This paper seeks to evaluate the impact of unbundling checked baggage fees on the U.S. airlines’ operational performance as measured through on-time arrival performance. When facing a fee, passengers checked less bags and brought more carry-on bags, resulting in increased situations of slow boarding, slow seating and checking bags at the gate as the overhead storage space were limited, thus the likelihood of flight pushback delays and further the on-time arrival performance could be impacted negatively. However, less checked-in bags reduced the stress of baggage handling, especially for transferring bags between different connecting flights in hub airports, this could positively impact the likelihood of on-time flight arrival performance.

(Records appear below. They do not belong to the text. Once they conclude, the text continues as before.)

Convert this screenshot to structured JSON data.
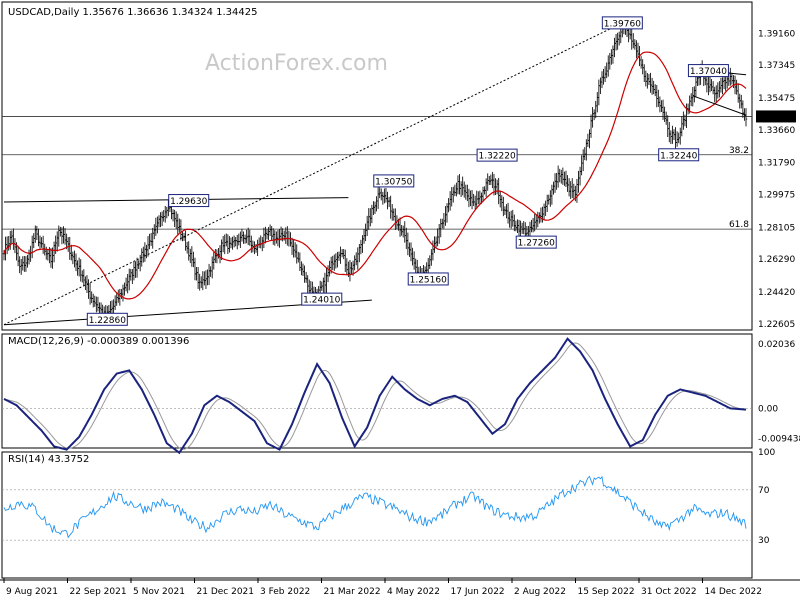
{
  "chart_data": [
    {
      "type": "candlestick",
      "header": "USDCAD,Daily  1.35676 1.36636 1.34324 1.34425",
      "watermark": "ActionForex.com",
      "y_ticks": [
        1.3916,
        1.37345,
        1.35475,
        1.3366,
        1.3179,
        1.29975,
        1.28105,
        1.2629,
        1.2442,
        1.22605
      ],
      "y_tick_labels": [
        "1.39160",
        "1.37345",
        "1.35475",
        "1.33660",
        "1.31790",
        "1.29975",
        "1.28105",
        "1.26290",
        "1.24420",
        "1.22605"
      ],
      "ylim": [
        1.2225,
        1.4095
      ],
      "last_price": "1.34425",
      "last_price_value": 1.34425,
      "x_tick_labels": [
        "9 Aug 2021",
        "22 Sep 2021",
        "5 Nov 2021",
        "21 Dec 2021",
        "3 Feb 2022",
        "21 Mar 2022",
        "4 May 2022",
        "17 Jun 2022",
        "2 Aug 2022",
        "15 Sep 2022",
        "31 Oct 2022",
        "14 Dec 2022"
      ],
      "anchor_points": [
        [
          0,
          1.268
        ],
        [
          5,
          1.276
        ],
        [
          10,
          1.258
        ],
        [
          15,
          1.262
        ],
        [
          20,
          1.278
        ],
        [
          25,
          1.268
        ],
        [
          30,
          1.262
        ],
        [
          35,
          1.28
        ],
        [
          40,
          1.272
        ],
        [
          45,
          1.262
        ],
        [
          50,
          1.254
        ],
        [
          55,
          1.242
        ],
        [
          60,
          1.236
        ],
        [
          65,
          1.23
        ],
        [
          70,
          1.236
        ],
        [
          75,
          1.244
        ],
        [
          80,
          1.252
        ],
        [
          85,
          1.26
        ],
        [
          90,
          1.268
        ],
        [
          95,
          1.276
        ],
        [
          100,
          1.286
        ],
        [
          105,
          1.294
        ],
        [
          110,
          1.284
        ],
        [
          115,
          1.274
        ],
        [
          120,
          1.262
        ],
        [
          125,
          1.248
        ],
        [
          130,
          1.254
        ],
        [
          135,
          1.264
        ],
        [
          140,
          1.272
        ],
        [
          145,
          1.27
        ],
        [
          150,
          1.274
        ],
        [
          155,
          1.276
        ],
        [
          160,
          1.268
        ],
        [
          165,
          1.274
        ],
        [
          170,
          1.278
        ],
        [
          175,
          1.274
        ],
        [
          180,
          1.278
        ],
        [
          185,
          1.268
        ],
        [
          190,
          1.258
        ],
        [
          195,
          1.246
        ],
        [
          200,
          1.242
        ],
        [
          205,
          1.25
        ],
        [
          210,
          1.262
        ],
        [
          215,
          1.268
        ],
        [
          220,
          1.256
        ],
        [
          225,
          1.262
        ],
        [
          230,
          1.278
        ],
        [
          235,
          1.29
        ],
        [
          240,
          1.302
        ],
        [
          245,
          1.296
        ],
        [
          250,
          1.286
        ],
        [
          255,
          1.278
        ],
        [
          260,
          1.264
        ],
        [
          265,
          1.254
        ],
        [
          270,
          1.256
        ],
        [
          275,
          1.27
        ],
        [
          280,
          1.284
        ],
        [
          285,
          1.296
        ],
        [
          290,
          1.306
        ],
        [
          295,
          1.3
        ],
        [
          300,
          1.294
        ],
        [
          305,
          1.3
        ],
        [
          310,
          1.308
        ],
        [
          315,
          1.304
        ],
        [
          320,
          1.29
        ],
        [
          325,
          1.284
        ],
        [
          330,
          1.28
        ],
        [
          335,
          1.278
        ],
        [
          340,
          1.284
        ],
        [
          345,
          1.292
        ],
        [
          350,
          1.302
        ],
        [
          355,
          1.312
        ],
        [
          360,
          1.304
        ],
        [
          365,
          1.3
        ],
        [
          370,
          1.32
        ],
        [
          375,
          1.34
        ],
        [
          380,
          1.36
        ],
        [
          385,
          1.372
        ],
        [
          390,
          1.386
        ],
        [
          395,
          1.396
        ],
        [
          400,
          1.39
        ],
        [
          405,
          1.378
        ],
        [
          410,
          1.366
        ],
        [
          415,
          1.36
        ],
        [
          420,
          1.35
        ],
        [
          425,
          1.336
        ],
        [
          430,
          1.33
        ],
        [
          435,
          1.344
        ],
        [
          440,
          1.358
        ],
        [
          445,
          1.37
        ],
        [
          450,
          1.362
        ],
        [
          455,
          1.356
        ],
        [
          460,
          1.364
        ],
        [
          465,
          1.366
        ],
        [
          470,
          1.352
        ],
        [
          474,
          1.344
        ]
      ],
      "moving_average": "red",
      "horizontal_lines": [
        {
          "value": 1.3224,
          "label": "38.2"
        },
        {
          "value": 1.28,
          "label": "61.8"
        },
        {
          "value": 1.34425,
          "label": ""
        }
      ],
      "price_labels": [
        {
          "value": 1.3976,
          "text": "1.39760",
          "bar": 395
        },
        {
          "value": 1.3704,
          "text": "1.37040",
          "bar": 450
        },
        {
          "value": 1.3224,
          "text": "1.32240",
          "bar": 431
        },
        {
          "value": 1.3222,
          "text": "1.32220",
          "bar": 315
        },
        {
          "value": 1.3075,
          "text": "1.30750",
          "bar": 249
        },
        {
          "value": 1.2963,
          "text": "1.29630",
          "bar": 118
        },
        {
          "value": 1.2726,
          "text": "1.27260",
          "bar": 340
        },
        {
          "value": 1.2516,
          "text": "1.25160",
          "bar": 271
        },
        {
          "value": 1.2401,
          "text": "1.24010",
          "bar": 203
        },
        {
          "value": 1.2286,
          "text": "1.22860",
          "bar": 66
        }
      ]
    },
    {
      "type": "line",
      "header": "MACD(12,26,9) -0.000389 0.001396",
      "y_tick_labels": [
        "0.02036",
        "0.00",
        "-0.009438"
      ],
      "y_ticks": [
        0.02036,
        0.0,
        -0.009438
      ],
      "ylim": [
        -0.0125,
        0.0235
      ],
      "series": [
        {
          "values_points": [
            [
              0,
              0.003
            ],
            [
              8,
              0.001
            ],
            [
              16,
              -0.003
            ],
            [
              24,
              -0.007
            ],
            [
              32,
              -0.012
            ],
            [
              40,
              -0.013
            ],
            [
              48,
              -0.009
            ],
            [
              56,
              -0.002
            ],
            [
              64,
              0.006
            ],
            [
              72,
              0.011
            ],
            [
              80,
              0.012
            ],
            [
              88,
              0.006
            ],
            [
              96,
              -0.002
            ],
            [
              104,
              -0.011
            ],
            [
              112,
              -0.014
            ],
            [
              120,
              -0.008
            ],
            [
              128,
              0.001
            ],
            [
              136,
              0.004
            ],
            [
              144,
              0.002
            ],
            [
              152,
              -0.001
            ],
            [
              160,
              -0.004
            ],
            [
              168,
              -0.011
            ],
            [
              176,
              -0.013
            ],
            [
              184,
              -0.005
            ],
            [
              192,
              0.005
            ],
            [
              200,
              0.014
            ],
            [
              208,
              0.008
            ],
            [
              216,
              -0.003
            ],
            [
              224,
              -0.012
            ],
            [
              232,
              -0.006
            ],
            [
              240,
              0.004
            ],
            [
              248,
              0.01
            ],
            [
              256,
              0.006
            ],
            [
              264,
              0.003
            ],
            [
              272,
              0.001
            ],
            [
              280,
              0.003
            ],
            [
              288,
              0.004
            ],
            [
              296,
              0.002
            ],
            [
              304,
              -0.003
            ],
            [
              312,
              -0.008
            ],
            [
              320,
              -0.005
            ],
            [
              328,
              0.003
            ],
            [
              336,
              0.008
            ],
            [
              344,
              0.012
            ],
            [
              352,
              0.016
            ],
            [
              360,
              0.022
            ],
            [
              368,
              0.018
            ],
            [
              376,
              0.012
            ],
            [
              384,
              0.003
            ],
            [
              392,
              -0.005
            ],
            [
              400,
              -0.012
            ],
            [
              408,
              -0.01
            ],
            [
              416,
              -0.002
            ],
            [
              424,
              0.004
            ],
            [
              432,
              0.006
            ],
            [
              440,
              0.005
            ],
            [
              448,
              0.004
            ],
            [
              456,
              0.002
            ],
            [
              464,
              0.0
            ],
            [
              474,
              -0.0004
            ]
          ]
        }
      ]
    },
    {
      "type": "line",
      "header": "RSI(14) 43.3752",
      "y_tick_labels": [
        "100",
        "70",
        "30"
      ],
      "y_ticks": [
        100,
        70,
        30
      ],
      "ylim": [
        0,
        100
      ],
      "series": [
        {
          "values_points": [
            [
              0,
              55
            ],
            [
              10,
              60
            ],
            [
              20,
              55
            ],
            [
              30,
              40
            ],
            [
              40,
              35
            ],
            [
              50,
              45
            ],
            [
              60,
              55
            ],
            [
              70,
              65
            ],
            [
              80,
              60
            ],
            [
              90,
              55
            ],
            [
              100,
              60
            ],
            [
              110,
              55
            ],
            [
              120,
              45
            ],
            [
              130,
              40
            ],
            [
              140,
              50
            ],
            [
              150,
              55
            ],
            [
              160,
              52
            ],
            [
              170,
              58
            ],
            [
              180,
              50
            ],
            [
              190,
              45
            ],
            [
              200,
              40
            ],
            [
              210,
              50
            ],
            [
              220,
              58
            ],
            [
              230,
              65
            ],
            [
              240,
              60
            ],
            [
              250,
              55
            ],
            [
              260,
              48
            ],
            [
              270,
              45
            ],
            [
              280,
              50
            ],
            [
              290,
              60
            ],
            [
              300,
              65
            ],
            [
              310,
              55
            ],
            [
              320,
              50
            ],
            [
              330,
              48
            ],
            [
              340,
              50
            ],
            [
              350,
              60
            ],
            [
              360,
              70
            ],
            [
              370,
              75
            ],
            [
              380,
              80
            ],
            [
              390,
              70
            ],
            [
              400,
              60
            ],
            [
              410,
              50
            ],
            [
              420,
              40
            ],
            [
              430,
              45
            ],
            [
              440,
              55
            ],
            [
              450,
              50
            ],
            [
              460,
              52
            ],
            [
              474,
              43
            ]
          ]
        }
      ]
    }
  ]
}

I studied a sample of U.S. domestic nonstop routes between the 30 busiest airports operated by 11 major airlines over 2006-2010. Two-way fixed group and time effect models were used to estimate the main results and marginal effect analyses were performed based on each regression model. Stepwise regressions, instrument variables, and mean-centering technique were also used in the analysis.

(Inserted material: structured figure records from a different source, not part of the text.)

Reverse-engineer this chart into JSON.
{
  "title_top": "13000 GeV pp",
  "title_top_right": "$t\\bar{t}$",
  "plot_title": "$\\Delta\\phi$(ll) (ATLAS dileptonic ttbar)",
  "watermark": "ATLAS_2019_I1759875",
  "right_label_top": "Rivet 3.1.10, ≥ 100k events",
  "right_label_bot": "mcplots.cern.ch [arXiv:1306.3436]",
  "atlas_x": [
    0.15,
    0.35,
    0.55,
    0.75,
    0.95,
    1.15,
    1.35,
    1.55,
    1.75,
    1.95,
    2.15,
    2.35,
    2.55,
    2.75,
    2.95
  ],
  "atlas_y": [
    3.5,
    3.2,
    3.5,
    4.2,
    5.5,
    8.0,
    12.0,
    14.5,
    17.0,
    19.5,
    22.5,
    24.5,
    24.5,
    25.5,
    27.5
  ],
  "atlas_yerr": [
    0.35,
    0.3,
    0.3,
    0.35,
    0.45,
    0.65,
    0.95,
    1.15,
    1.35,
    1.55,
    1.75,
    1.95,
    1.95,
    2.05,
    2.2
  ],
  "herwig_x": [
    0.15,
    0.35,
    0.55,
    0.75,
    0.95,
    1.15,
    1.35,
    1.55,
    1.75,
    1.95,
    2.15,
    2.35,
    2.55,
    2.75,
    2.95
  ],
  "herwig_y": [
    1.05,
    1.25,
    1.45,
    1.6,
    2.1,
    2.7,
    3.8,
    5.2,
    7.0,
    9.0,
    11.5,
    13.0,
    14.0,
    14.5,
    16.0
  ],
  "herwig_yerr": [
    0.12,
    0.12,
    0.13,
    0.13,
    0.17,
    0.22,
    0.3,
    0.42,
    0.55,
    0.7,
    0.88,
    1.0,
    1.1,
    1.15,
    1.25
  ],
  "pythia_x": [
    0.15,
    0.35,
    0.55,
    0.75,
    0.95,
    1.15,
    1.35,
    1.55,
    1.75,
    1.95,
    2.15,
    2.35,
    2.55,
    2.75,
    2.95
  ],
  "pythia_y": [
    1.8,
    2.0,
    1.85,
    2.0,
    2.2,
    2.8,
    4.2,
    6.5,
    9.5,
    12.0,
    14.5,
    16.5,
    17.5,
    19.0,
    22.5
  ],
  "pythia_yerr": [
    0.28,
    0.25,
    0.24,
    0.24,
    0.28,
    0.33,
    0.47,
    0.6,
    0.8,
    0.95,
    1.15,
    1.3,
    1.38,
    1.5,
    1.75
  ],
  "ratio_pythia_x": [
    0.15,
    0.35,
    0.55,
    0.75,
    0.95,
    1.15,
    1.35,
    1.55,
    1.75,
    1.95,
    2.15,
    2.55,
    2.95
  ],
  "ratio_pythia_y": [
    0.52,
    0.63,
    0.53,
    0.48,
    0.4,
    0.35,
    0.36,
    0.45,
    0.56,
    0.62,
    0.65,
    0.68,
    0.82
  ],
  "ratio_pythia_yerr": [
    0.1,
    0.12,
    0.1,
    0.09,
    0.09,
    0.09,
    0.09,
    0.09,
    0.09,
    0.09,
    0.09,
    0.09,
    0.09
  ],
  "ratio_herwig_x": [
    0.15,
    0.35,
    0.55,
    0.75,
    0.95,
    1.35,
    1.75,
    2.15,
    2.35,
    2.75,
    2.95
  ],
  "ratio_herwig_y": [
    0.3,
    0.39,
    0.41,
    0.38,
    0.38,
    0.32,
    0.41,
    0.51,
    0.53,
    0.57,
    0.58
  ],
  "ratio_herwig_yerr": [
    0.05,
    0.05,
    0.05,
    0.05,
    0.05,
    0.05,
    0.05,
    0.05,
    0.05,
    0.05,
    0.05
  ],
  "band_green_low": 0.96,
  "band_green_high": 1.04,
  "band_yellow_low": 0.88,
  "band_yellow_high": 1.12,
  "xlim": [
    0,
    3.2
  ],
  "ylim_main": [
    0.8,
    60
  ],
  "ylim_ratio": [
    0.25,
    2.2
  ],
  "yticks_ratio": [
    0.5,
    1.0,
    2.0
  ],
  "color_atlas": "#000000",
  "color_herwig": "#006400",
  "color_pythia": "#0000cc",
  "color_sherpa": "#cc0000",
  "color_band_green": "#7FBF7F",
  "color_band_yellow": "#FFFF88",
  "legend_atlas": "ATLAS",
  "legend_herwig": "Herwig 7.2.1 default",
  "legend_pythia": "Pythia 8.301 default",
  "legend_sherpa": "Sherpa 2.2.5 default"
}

I show that implementing a checked baggage fee policy resulted in better on-time arrival performance for an average route, with this improvement being higher on the hub-origin routes but lower on the hub-destination routes, on the routes with a higher concentration level, and during the Great Recession. This study is among the first to quantify the impact of checked baggage fee policy on the on-time arrival performance of U.S. airlines with the contribution of taking the heterogeneity across routes into account.